In January 2013 a Supreme Court bench headed by Chief Justice Iftikhar Mohammad Chaudhry declared the Reko Diq agreement void and in conflict with the country’s laws. Earlier there had been a media campaign against the deal between the Balochistan government and a foreign corporationby international business rivals and domestic sensation mongers. It was claimed that “$260-billion gold mines” were going for a song behind closed doors. There was a need on the part of the apex court to seek the opinion of independent investment experts before passing the judgment, which was not done. Tethyan Copper Company Limited (TCC), the corporation involved, appealed to the World Bank Tribunal which found Pakistan to have violated the bilateral investment treaty and awarded $6 billion (approx.) plus interest against Pakistan. This came as bolt from the blue for PrimeMinister Imran Khan who was desperately trying to seek loans for the country. Mr Khan directed the formation of a commission to investigate the reasons as to how Pakistan ended up in this predicament; who were responsible for making the country suffer such a loss and what are the lessons learnt, so that mistakes made would not be repeated in the future. That was the last time one heard about the Commission. There is however still a need to probe the factors responsible for the debacle to avoid another shock of the type.

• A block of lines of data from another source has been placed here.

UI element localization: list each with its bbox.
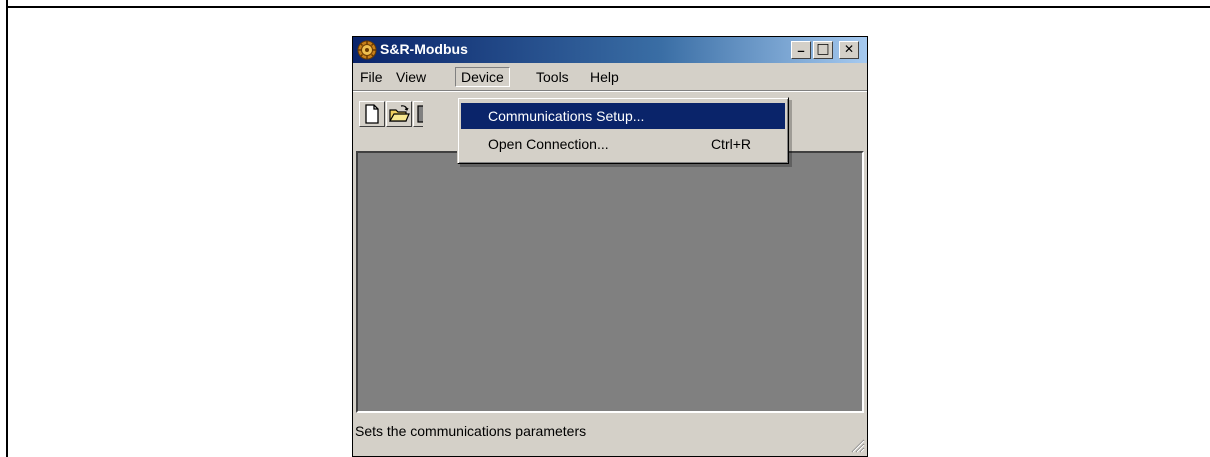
open-folder-icon xyxy=(388,105,410,122)
save-icon xyxy=(417,105,423,123)
maximize-icon: □ xyxy=(816,41,830,57)
new-button[interactable] xyxy=(359,101,385,127)
menu-device[interactable]: Device xyxy=(455,67,510,87)
new-document-icon xyxy=(365,104,379,124)
open-button[interactable] xyxy=(386,101,412,127)
menu-file[interactable]: File xyxy=(355,67,388,87)
minimize-button[interactable]: _ xyxy=(791,38,811,59)
device-menu-dropdown: Communications Setup... Open Connection.… xyxy=(457,97,789,164)
menu-tools[interactable]: Tools xyxy=(531,67,574,87)
page-frame-top xyxy=(6,6,1210,8)
menu-item-open-connection[interactable]: Open Connection... Ctrl+R xyxy=(461,131,785,157)
maximize-button[interactable]: □ xyxy=(813,41,833,59)
status-bar: Sets the communications parameters xyxy=(353,417,867,457)
close-button[interactable]: ✕ xyxy=(839,41,859,59)
toolbar-divider-highlight xyxy=(353,91,867,92)
menu-view[interactable]: View xyxy=(391,67,431,87)
menu-item-shortcut: Ctrl+R xyxy=(710,136,751,152)
app-icon xyxy=(357,40,377,60)
client-area[interactable] xyxy=(356,151,864,413)
page-frame-left xyxy=(6,0,8,457)
menu-help[interactable]: Help xyxy=(585,67,624,87)
save-button[interactable] xyxy=(413,101,423,127)
menu-bar: File View Device Tools Help xyxy=(353,65,867,89)
menu-item-label: Communications Setup... xyxy=(488,108,645,124)
menu-item-label: Open Connection... xyxy=(488,136,609,152)
resize-grip-icon[interactable] xyxy=(849,437,865,453)
window-title: S&R-Modbus xyxy=(380,41,468,57)
menu-item-communications-setup[interactable]: Communications Setup... xyxy=(461,103,785,129)
close-icon: ✕ xyxy=(843,42,855,56)
title-bar[interactable]: S&R-Modbus _ □ ✕ xyxy=(353,37,867,63)
status-text: Sets the communications parameters xyxy=(355,423,587,439)
minimize-icon: _ xyxy=(797,38,805,53)
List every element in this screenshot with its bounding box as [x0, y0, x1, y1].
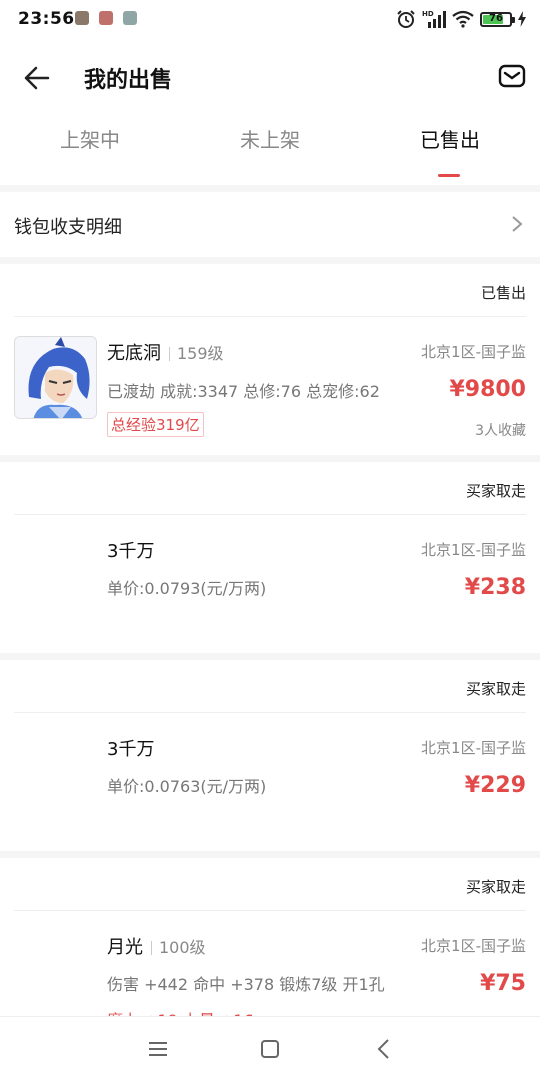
back-nav-button[interactable] [372, 1037, 396, 1061]
item-description: 单价:0.0793(元/万两) [107, 579, 267, 598]
character-level: 159级 [177, 344, 224, 363]
battery-level: 76 [489, 12, 503, 24]
header: 我的出售 上架中 未上架 已售出 [0, 40, 540, 185]
item-description: 伤害 +442 命中 +378 锻炼7级 开1孔 [107, 975, 385, 994]
order-card[interactable]: 买家取走 月光 100级 伤害 +442 命中 +378 锻炼7级 开1孔 魔力 … [0, 858, 540, 1016]
item-title: 3千万 [107, 541, 155, 562]
order-card[interactable]: 买家取走 3千万 单价:0.0793(元/万两) 北京1区-国子监 ¥238 [0, 462, 540, 653]
server-label: 北京1区-国子监 [421, 937, 526, 955]
notification-clock-app-icon [99, 11, 113, 25]
server-label: 北京1区-国子监 [421, 541, 526, 559]
battery-cap [512, 16, 515, 23]
item-level: 100级 [159, 938, 206, 957]
menu-button[interactable] [146, 1037, 170, 1061]
notification-app2-icon [123, 11, 137, 25]
charging-icon [518, 11, 526, 27]
price-label: ¥9800 [449, 377, 526, 402]
price-label: ¥75 [480, 971, 526, 996]
menu-icon [149, 1042, 167, 1056]
order-status: 买家取走 [465, 680, 526, 698]
character-name: 无底洞 [107, 343, 161, 364]
home-button[interactable] [258, 1037, 282, 1061]
back-chevron-icon [377, 1039, 389, 1059]
item-description: 已渡劫 成就:3347 总修:76 总宠修:62 [107, 382, 380, 401]
order-card[interactable]: 已售出 无底洞 159级 已渡劫 成就:3347 总修:76 总宠修:62 总经验… [0, 264, 540, 455]
svg-text:HD: HD [422, 10, 434, 18]
signal-icon: HD [422, 10, 446, 28]
back-arrow-icon [24, 66, 50, 90]
item-title-row: 无底洞 159级 [107, 339, 224, 365]
order-status: 已售出 [480, 284, 526, 302]
server-label: 北京1区-国子监 [421, 343, 526, 361]
character-avatar [14, 336, 97, 419]
card-divider [14, 910, 526, 911]
system-nav-bar [0, 1016, 540, 1080]
price-label: ¥229 [464, 773, 526, 798]
wallet-details-row[interactable]: 钱包收支明细 [0, 192, 540, 257]
status-icons: HD 76 [396, 8, 526, 30]
messages-button[interactable] [498, 62, 526, 90]
item-extra-stats: 魔力 +19 力量 +16 [107, 1007, 254, 1016]
favorites-count: 3人收藏 [475, 423, 526, 439]
order-tabs: 上架中 未上架 已售出 [0, 118, 540, 178]
wallet-details-label: 钱包收支明细 [14, 217, 122, 238]
title-separator [151, 941, 152, 955]
tab-sold[interactable]: 已售出 [360, 118, 540, 178]
active-tab-indicator [438, 174, 460, 177]
order-card[interactable]: 买家取走 3千万 单价:0.0763(元/万两) 北京1区-国子监 ¥229 [0, 660, 540, 851]
status-bar: 23:56 HD 76 [0, 0, 540, 40]
card-divider [14, 316, 526, 317]
order-status: 买家取走 [465, 482, 526, 500]
tab-unlisted[interactable]: 未上架 [180, 118, 360, 178]
card-divider [14, 712, 526, 713]
card-divider [14, 514, 526, 515]
price-label: ¥238 [464, 575, 526, 600]
title-separator [169, 347, 170, 361]
item-name: 月光 [107, 937, 143, 958]
wifi-icon [452, 10, 474, 28]
character-portrait-icon [15, 337, 96, 418]
page-title: 我的出售 [84, 68, 173, 93]
battery-icon: 76 [480, 11, 515, 27]
notification-app-icon [75, 11, 89, 25]
item-title-row: 月光 100级 [107, 933, 206, 959]
order-status: 买家取走 [465, 878, 526, 896]
alarm-icon [397, 10, 415, 28]
item-description: 单价:0.0763(元/万两) [107, 777, 267, 796]
back-button[interactable] [18, 60, 58, 96]
home-square-icon [261, 1040, 279, 1058]
chevron-right-icon [512, 216, 523, 232]
item-title: 3千万 [107, 739, 155, 760]
server-label: 北京1区-国子监 [421, 739, 526, 757]
experience-badge: 总经验319亿 [107, 412, 204, 437]
tab-listed[interactable]: 上架中 [0, 118, 180, 178]
mail-icon [498, 64, 526, 88]
status-time: 23:56 [18, 9, 75, 29]
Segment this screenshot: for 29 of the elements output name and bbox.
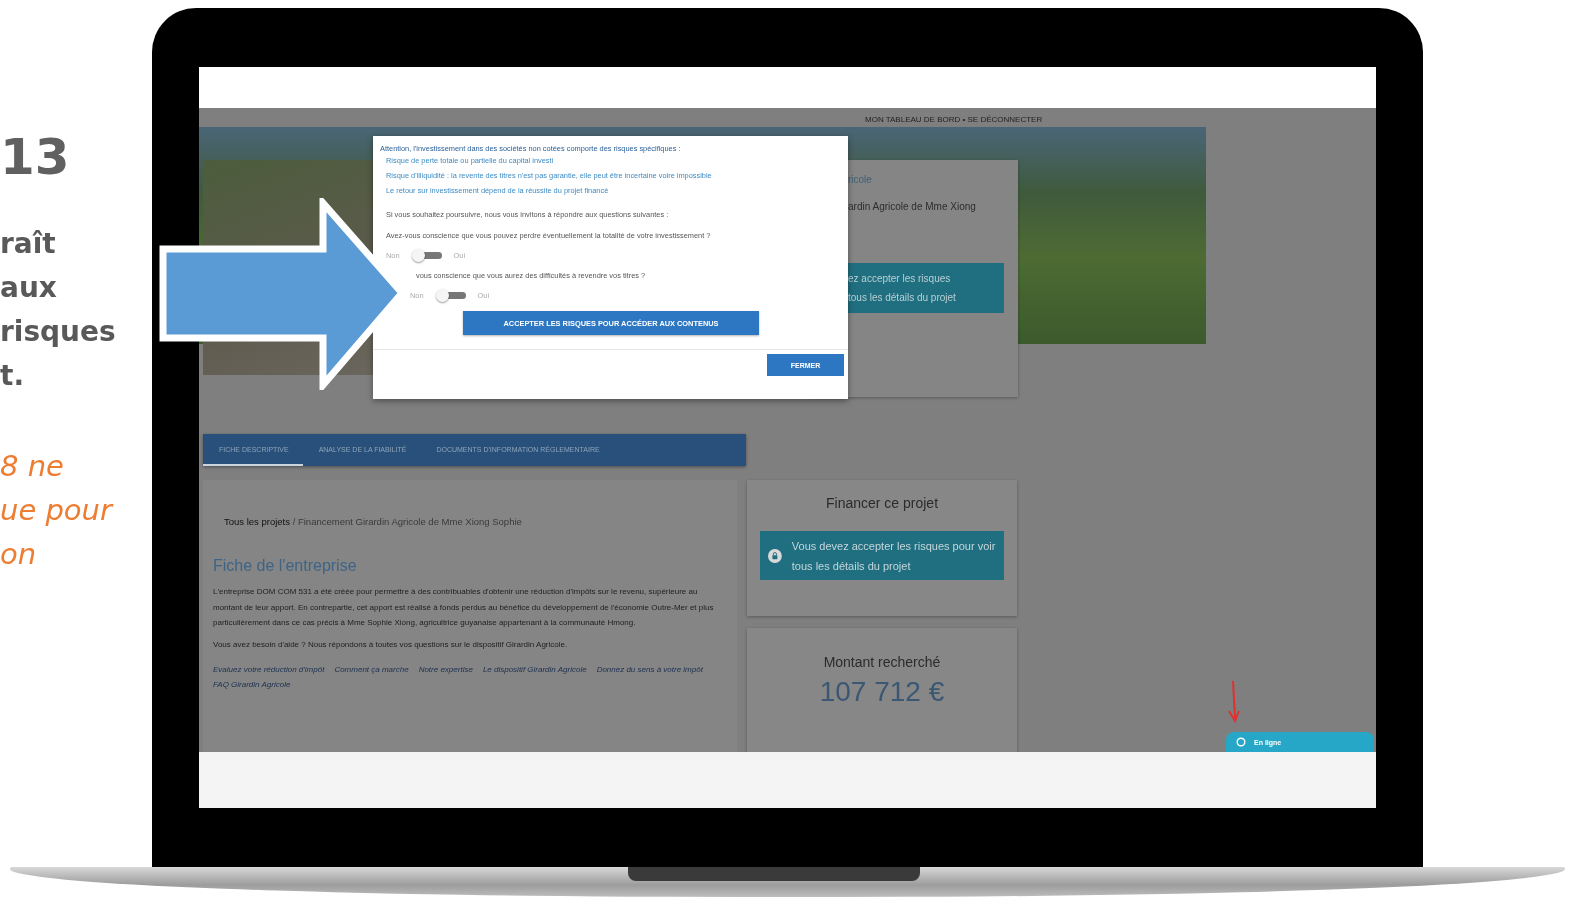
- chat-icon: [1236, 737, 1246, 747]
- paragraph: L'entreprise DOM COM 531 a été créée pour permettre à des contribuables d'obtenir une réduction d'impôts sur le revenu, supérieure au montant de leur apport. En contrepartie, cet apport est réalisé à fonds perdus au bénéfice du développement de l'économie Outre-Mer et plus particulièrement dans ce cas précis à Mme Sophie Xiong, agricultrice guyanaise appartenant à la communauté Hmong.: [213, 586, 715, 629]
- slide-text-line: t.: [0, 358, 26, 394]
- toggle-switch[interactable]: [435, 290, 466, 301]
- project-card-text: ricole: [848, 174, 873, 185]
- slide-note-line: 8 ne: [0, 448, 65, 485]
- section-heading: Fiche de l'entreprise: [213, 557, 358, 575]
- card-title: Montant recherché: [822, 654, 942, 670]
- slide-number: 13: [0, 127, 71, 188]
- slide-text-line: raît: [0, 226, 57, 262]
- help-link[interactable]: Le dispositif Girardin Agricole: [482, 662, 587, 677]
- card-title: Financer ce projet: [824, 495, 940, 511]
- project-card-text: ardin Agricole de Mme Xiong: [848, 201, 977, 212]
- notice-text: Vous devez accepter les risques pour voir tous les détails du projet: [791, 538, 996, 574]
- help-link[interactable]: Comment ça marche: [334, 662, 409, 677]
- paragraph: Vous avez besoin d'aide ? Nous répondons à toutes vos questions sur le dispositif Girardin Agricole.: [213, 638, 569, 651]
- toggle-switch[interactable]: [411, 250, 442, 261]
- down-arrow-icon: [1227, 680, 1241, 724]
- slide-text-line: risques: [0, 314, 116, 350]
- breadcrumb: Tous les projets / Financement Girardin Agricole de Mme Xiong Sophie: [224, 516, 523, 527]
- help-link[interactable]: Notre expertise: [418, 662, 473, 677]
- help-link[interactable]: Donnez du sens à votre impôt: [596, 662, 703, 677]
- help-link[interactable]: FAQ Girardin Agricole: [213, 677, 291, 692]
- help-link[interactable]: Evaluez votre réduction d'impôt: [213, 662, 325, 677]
- slide-text-line: aux: [0, 270, 58, 306]
- slide-note-line: ue pour: [0, 492, 115, 529]
- slide-note-line: on: [0, 536, 38, 573]
- account-links[interactable]: MON TABLEAU DE BORD • SE DÉCONNECTER: [865, 115, 1043, 124]
- amount-value: 107 712 €: [818, 676, 946, 708]
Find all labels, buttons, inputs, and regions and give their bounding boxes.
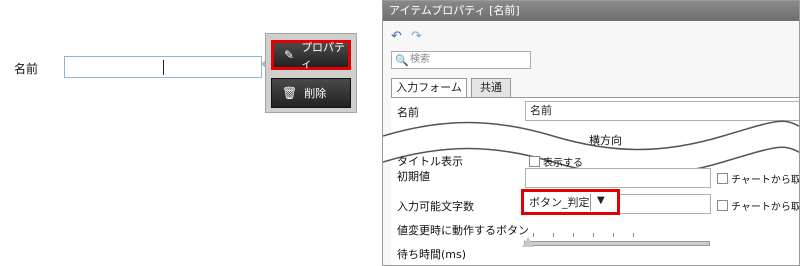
property-button-label: プロパティ — [301, 41, 346, 70]
row-max-chars-label: 入力可能文字数 — [397, 200, 474, 213]
initial-from-chart-checkbox[interactable]: チャートから取得 — [717, 171, 800, 186]
initial-value-field[interactable] — [525, 168, 711, 188]
checkbox-box — [529, 156, 540, 167]
slider-tick — [593, 233, 594, 237]
tab-common[interactable]: 共通 — [471, 78, 511, 97]
initial-from-chart-label: チャートから取得 — [731, 175, 800, 186]
maxchars-from-chart-label: チャートから取得 — [731, 202, 800, 213]
tab-input-form[interactable]: 入力フォーム — [391, 78, 467, 97]
search-icon: 🔍 — [395, 54, 409, 67]
name-label: 名前 — [14, 62, 39, 76]
row-wait-time-label: 待ち時間(ms) — [397, 248, 467, 261]
delete-button-label: 削除 — [304, 87, 327, 100]
wait-time-slider-track[interactable] — [524, 241, 710, 246]
button-select-value: ボタン_判定 — [529, 196, 590, 209]
select-divider — [590, 194, 591, 211]
checkbox-box — [717, 200, 728, 211]
row-title-display-label: タイトル表示 — [397, 155, 463, 168]
search-input[interactable]: 🔍 検索 — [391, 51, 531, 69]
search-placeholder: 検索 — [410, 54, 430, 65]
property-button[interactable]: ✎ プロパティ — [271, 40, 351, 70]
slider-tick — [553, 233, 554, 237]
slider-tick — [613, 233, 614, 237]
pencil-icon: ✎ — [284, 48, 295, 62]
button-select-dropdown[interactable]: ボタン_判定 ▼ — [521, 189, 620, 215]
slider-tick — [533, 233, 534, 237]
row-button-on-change-label: 値変更時に動作するボタン — [397, 224, 529, 237]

The government has managed to reach an agreement with Barrick Gold PLC of Canada, one of the two partners of TTC. The firm would reportedly not demand its part of the $6 billion fine, pay to the other partner its share of the fine, and start work if Barrick Gold’s conditions are accepted by the government. On the face of it this is a good development for the country. The devil however lies in details which the government continues to keep confidential, thus causing suspicions. Questions are being asked about what the Pakistan government has offered in return and why it wants the untold conditions kept secret. The Balochistan Provincial Assembly has been given a secret briefing while the media was studiously kept away.
The PM has assured that the Centre would bear all financial burden for Reko Diq’s development. Fine, but this requires taking Parliament on board. It is time that the proposed agreement is put before the National Assembly and Senate.